To be able to recover individual files and recover parts of data even if the disk have errors the streams are sent to a zpool on the backup disk. By using several disks I have at least one at another location and it also gives me multiple backup versions. I was considering placing encrypted ZFS streams on the disks but it is then not possible to recover individual files and if the stream is damaged it becomes useless.

In an ideal world I would have another node set up that receives the incremental ZFS streams over the net, but that is overkill for my current usage and I have no secondary site with good bandwidth (and another storage server).

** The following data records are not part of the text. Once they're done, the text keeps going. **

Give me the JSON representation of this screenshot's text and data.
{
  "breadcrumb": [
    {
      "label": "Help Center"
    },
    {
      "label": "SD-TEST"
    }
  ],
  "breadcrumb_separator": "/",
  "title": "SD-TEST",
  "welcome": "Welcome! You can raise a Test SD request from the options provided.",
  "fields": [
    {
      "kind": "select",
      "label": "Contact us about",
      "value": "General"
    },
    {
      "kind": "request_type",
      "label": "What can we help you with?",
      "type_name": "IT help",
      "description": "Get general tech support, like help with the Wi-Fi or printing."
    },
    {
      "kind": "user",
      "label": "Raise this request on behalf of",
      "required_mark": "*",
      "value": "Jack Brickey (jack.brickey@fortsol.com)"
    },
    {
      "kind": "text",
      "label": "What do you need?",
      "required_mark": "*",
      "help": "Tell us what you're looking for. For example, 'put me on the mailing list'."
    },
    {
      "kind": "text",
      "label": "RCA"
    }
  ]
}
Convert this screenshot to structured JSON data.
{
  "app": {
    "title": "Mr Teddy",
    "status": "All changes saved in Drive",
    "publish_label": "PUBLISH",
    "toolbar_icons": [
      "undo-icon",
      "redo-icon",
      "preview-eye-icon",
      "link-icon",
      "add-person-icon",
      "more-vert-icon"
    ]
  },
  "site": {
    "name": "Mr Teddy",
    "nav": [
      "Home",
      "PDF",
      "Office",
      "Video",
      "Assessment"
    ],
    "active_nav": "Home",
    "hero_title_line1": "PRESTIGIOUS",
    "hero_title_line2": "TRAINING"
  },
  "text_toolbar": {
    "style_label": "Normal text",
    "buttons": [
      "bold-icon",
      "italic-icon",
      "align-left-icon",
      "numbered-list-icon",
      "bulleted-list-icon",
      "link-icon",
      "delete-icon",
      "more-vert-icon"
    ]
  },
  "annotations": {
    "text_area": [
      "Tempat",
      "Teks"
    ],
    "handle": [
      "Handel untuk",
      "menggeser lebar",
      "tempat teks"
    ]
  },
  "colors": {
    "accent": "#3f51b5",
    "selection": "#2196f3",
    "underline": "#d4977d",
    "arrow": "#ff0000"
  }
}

This setup gives me the following redundancy:
  • Integrity of all data is verified every two weeks
  • Data has several read-only snapshots from different times
  • Data is protected by two disk parity raidz2
  • Accessed data is always verified by checksums
  • Offsite backups allow disaster recovery
  • Backups are also checksummed
  • Memory is ECC protected to prevent data corruption
This is all fine, but there is still one single point of failure, if a serious error would creep into the ZFS code it could be replicated to all snapshots and pools, but given the amount of testing ZFS has gone trough it seems unlikely. Here tape backups over NDMP would be of good use but since I do not have any tape hardware all important data is copied with rsync to a disk with an old-school filesystem once every other month.

On top of this I also take advantage of other ZFS features, a cheap SSD is used as L2ARC to accelerate various workloads and compression/de-duplication is as always available with ZFS. It is also possible to add new hardware to the setup without buying a different server or license, 10GbE, Fibre channel, more SSD caches and more RAM for cache/dedup can easily be added, that would probably not be possible with a pre-built NAS appliance or at least not as cheap.

I am evaluating the beta of OpenIndiana 151 on the storage server after upgrading from the now dead OpenSolaris distribution (I would not have tested a beta release without all these backups in place), so far everything works fine. Solaris 11 Express can also be used but that requires a license from Oracle that costs about $1000/year but it will give you ZFS crypto and a few other ZFS features not available in the open ZFS code base.

All the technical features are better than most storage appliances but OpenIndiana/Solaris 11 Express provides no web based administration, there are however add-on software such as nap-it available and commercial ZFS software appliances such as NexentaStor which has a free community edition for up to 18TB of used storage.

I have worked with designing and implementing various similar solutions from small office filers to larger data archives with 96-disk. I work part time as a consultant so I am available to assist in similar projects.

2 comments:

piersdd said...

I'm curious about your opinion of the performance of Aperture libraries, over iSCSI with SSD L2ARC, to an 8 drive Z2 pool.
I setup a similar machine about a year ago using Nexenta, and a couple of SLC SSDs for sZIL. I had very high expectations for performance that in the end, I do not think were met. Sadly I can't remember specific throughputs.
I'd also be very interested in what block size you would recommend for the HFS volume, and how you aligned those, to the iSCSI block size.
Regards,
Piers
Tasmania, Australia

Henkis said...

I am not doing any heavy work in Aperture, but even untuned it feels snappy. If I do a batch conversion i get between ~40 to 75MB/s over gigabit ethernet and I know the networks stacks could need some tuning.

I can se some small latency (fractions of seconds) if i scroll fast in the browse mode showing thousands of previews that have not been displayed before.

What kind of problems did you encounter, slow overall or for specific tasks? How much memory did your storage node have?

Overall it feels even faster when the ARC and L2ARC is warm.